I am surprised at how many people in the Daz user communities do not understand the advantage of using
normal maps for detail instead of hi poly/hi Sub’D geometry But then again 99.9 percent of them never render anmations.

I am using an animated .obj /MDD workflow in my current animated Fan film project.

Normal maps have enabled me to use ,very nearly, game resolution Character meshes yet have fantastic facial “detail” in the final renders as seen with this Middle aged
Soldier character.

And My MDD data files use much less HD space as they are only driving a base res mesh for the animation in C4D.

In CG it is never about what is actually happening,
only what Appears to be happening.


#13

That face is very detailed and realistic. Nice! I will say that all the other elements in the scene seem ultra smooth/clean/glossy in comparison. It creates a bit of a mismatch.

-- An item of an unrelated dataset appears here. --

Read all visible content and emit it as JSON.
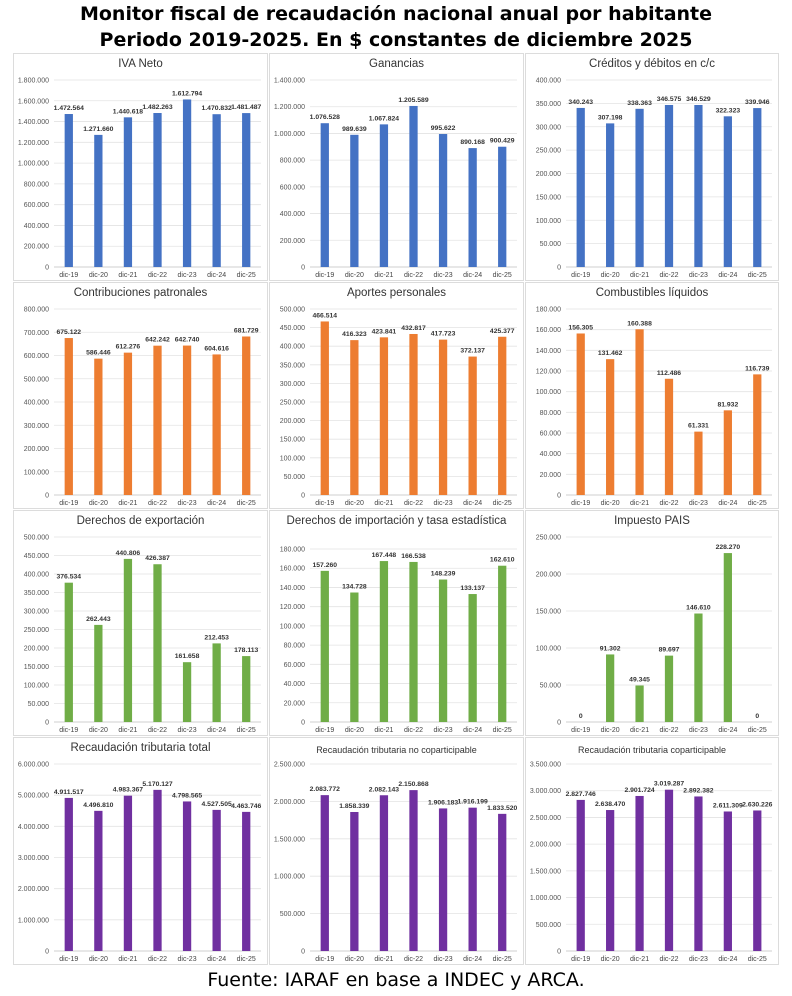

It would look aesthetically unified if the armor and background also had more gritty detail…and perhaps less saturation in the color.


#14

You can do this using the Bake Texture Tag in C4D. Just add the tag to your low poly model, then drag the high resolution model into the Normals source field.


#15

Yes Kent, and I seem to recall this being done in a tutorial recently.

I guess I like it in Substance as it becomes an easy step in the texturing process.


#16

No sure of any tutorials. But this feature was added for the first release of Sculpting, back in R14, since the sculpting system uses the same features. So being able to bake displacement and normals from a high res model to a low res one has been in C4D for a while.


#17

Yep kbar , thanks for tell me what i wanted to say, hehe.


#18

I really can’t sculpt that well. Zbrush is all hard surface for me. Mech parts. Sci fi scenes.
For that alone, it’s worth it’s weight in gold.


#19

If baking normal maps and other geometry maps is your only concern, then there is good old xnormal that did a perfect job in baking normals long before there was substance painter and it’s free :wink:

https://xnormal.net/


#20

Substance Painter not only bakes a normal map and AO map - which some other approaches can give you - it also generates curvature, position and thickness maps, which can be very useful for advanced material development.